Net loss in the quarter soared to $5.9bn compared to $108m in the same period in 2021. That includes a $5.6bn headwind relating to Uber’s equity investments, primarily due to unrealised losses related to the revaluation of Uber’s Grab, Aurora and Didi stakes, the company said on Wednesday.
“Our results demonstrate just how much progress we have made navigating out of the pandemic and how the power of our platform is differentiating our business performance,” said Dara Khosrowshahi, chief executive of Uber.
Throughout the Covid-19 pandemic, Uber’s overall business primarily relied on its delivery unit, which includes Uber Eats. However, its mobility division's revenue slightly surpassed delivery sales in the last quarter.
Mobility business accounted for about 36.7 per cent of the company's overall revenue in the quarter, with mobility sales surging 195 per cent annually to more than $2.5bn.
Uber's delivery business grew 44 per cent annually to $2.5bn in the three-month period, while its freight division jumped 505 per cent to $1.8bn.
“In April, mobility gross bookings exceeded 2019 levels across all regions and use cases. There has never been a more exciting time to innovate at Uber and we are focused on executing our strategy to grow our platform profitably,” Mr Khosrowshahi said.
Uber’s delivery gross bookings increased 12 per cent yearly during the first quarter to $13.9bn and mobility gross bookings surged 58 per cent to $10.7bn.
Airport gross bookings represented 13 per cent of mobility gross bookings in the quarter, compared to 15 per cent before the pandemic, outpacing the segment’s recovery as consumer travel trends improved, the company said.
Uber's revenue in the US and Canada accounted for 66.6 per cent of the company's total sales in the first quarter, jumping almost 147 per cent yearly to more than $4.6bn.
Sales grew 43 per cent in Latin America to $432m and nearly 400 per cent in Europe, the Middle East and Africa to $1.1bn. Sales in the Asia-Pacific region increased about 39 per cent to $733m.
“We are pleased with our first-quarter results, with outperformance of our quarterly guidance and strong incremental margins,” said Nelson Chai, Uber’s chief financial officer.
“With free cash flow approaching breakeven in the first quarter, we now expect to generate meaningful positive free cash flows for full-year 2022.”
The company said unrestricted cash and cash equivalents were at $4.2bn as of March 31, a quarterly drop of almost 2.3 per cent.
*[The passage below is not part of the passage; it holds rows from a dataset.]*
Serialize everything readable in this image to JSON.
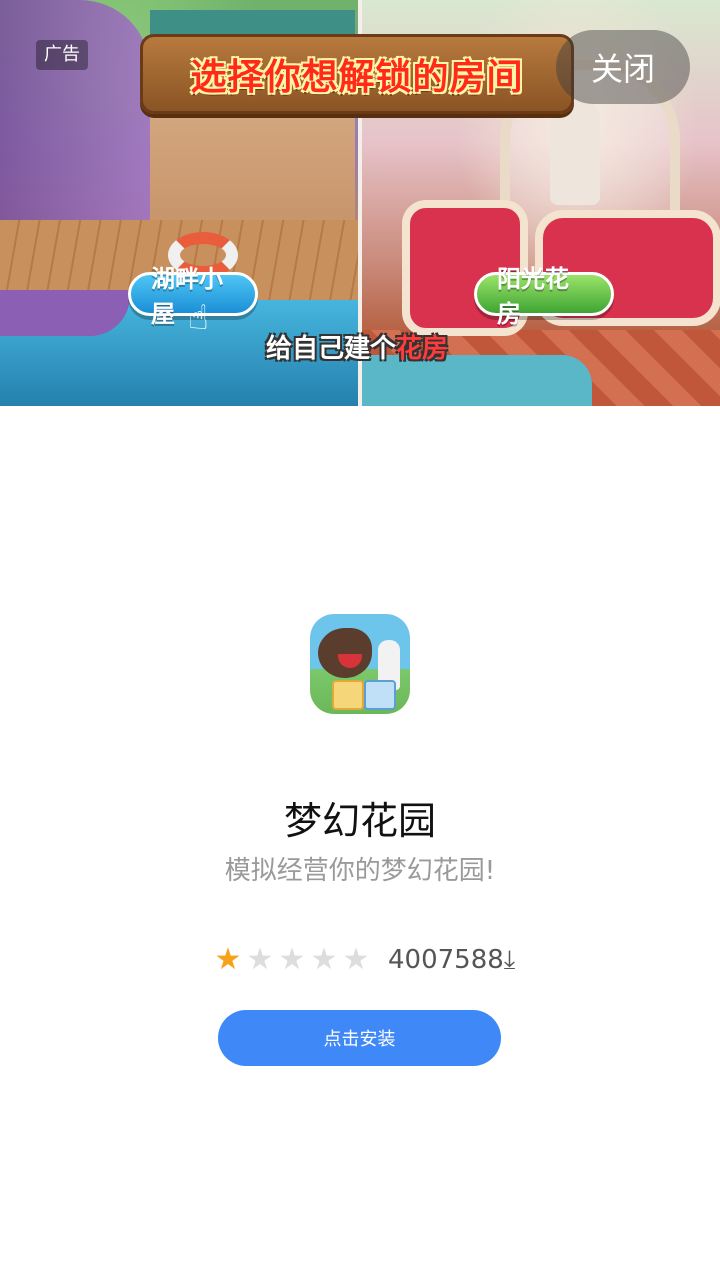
{
  "ad": {
    "tag_label": "广告",
    "close_label": "关闭",
    "banner": {
      "title": "选择你想解锁的房间",
      "left_room_label": "湖畔小屋",
      "right_room_label": "阳光花房",
      "caption_prefix": "给自己建个",
      "caption_highlight": "花房"
    }
  },
  "app": {
    "name": "梦幻花园",
    "description": "模拟经营你的梦幻花园!",
    "rating": {
      "value": 1,
      "max": 5
    },
    "downloads": "4007588",
    "download_icon": "download-icon",
    "install_label": "点击安装"
  },
  "colors": {
    "install_button": "#3f88f7",
    "star_active": "#f7a21b",
    "star_inactive": "#dddddd"
  }
}
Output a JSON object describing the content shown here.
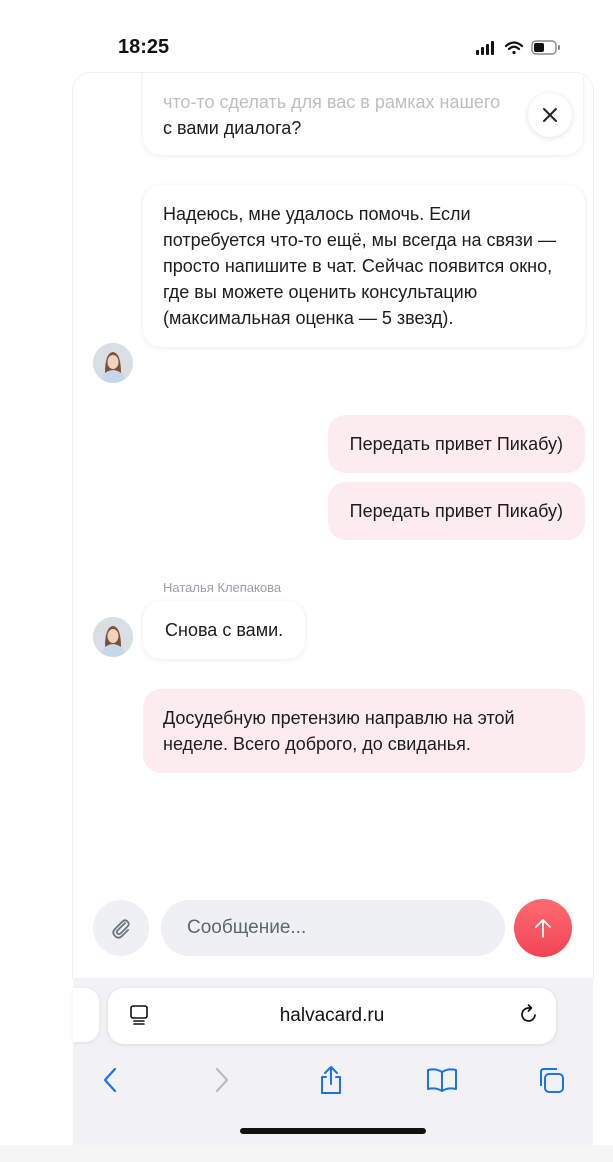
{
  "status_bar": {
    "time": "18:25"
  },
  "chat": {
    "cut_message": {
      "line1": "что-то сделать для вас в рамках нашего",
      "line2": "с вами диалога?"
    },
    "messages": [
      {
        "id": "help",
        "text": "Надеюсь, мне удалось помочь. Если потребуется что-то ещё, мы всегда на связи — просто напишите в чат. Сейчас появится окно, где вы можете оценить консультацию (максимальная оценка — 5 звезд)."
      },
      {
        "id": "out1",
        "text": "Передать привет Пикабу)"
      },
      {
        "id": "out2",
        "text": "Передать привет Пикабу)"
      },
      {
        "id": "again",
        "text": "Снова с вами."
      },
      {
        "id": "out3",
        "text": "Досудебную претензию направлю на этой неделе. Всего доброго, до свиданья."
      }
    ],
    "sender_name": "Наталья Клепакова",
    "input_placeholder": "Сообщение...",
    "colors": {
      "send": "#f04455",
      "outgoing_bubble": "#fdecef"
    }
  },
  "browser": {
    "url": "halvacard.ru"
  }
}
Uber’s net cash provided by operating activities stood at $15m.
Uber expects gross bookings of $28.5bn to $29.5bn with an adjusted Ebitda of $240m to $270m in the current quarter ending June 30.
The number of monthly active platform consumers reached 115 million from January to March, jumping 17 per cent annually but dropping 2.5 per cent compared with the previous quarter.
Trips during the first quarter period grew 18 per cent year-on-year to 1.71 billion, or about 18.9 million trips per day on average, Uber said.
Drivers and couriers earned nearly $9bn in the quarter, up 39 per cent on an annual basis.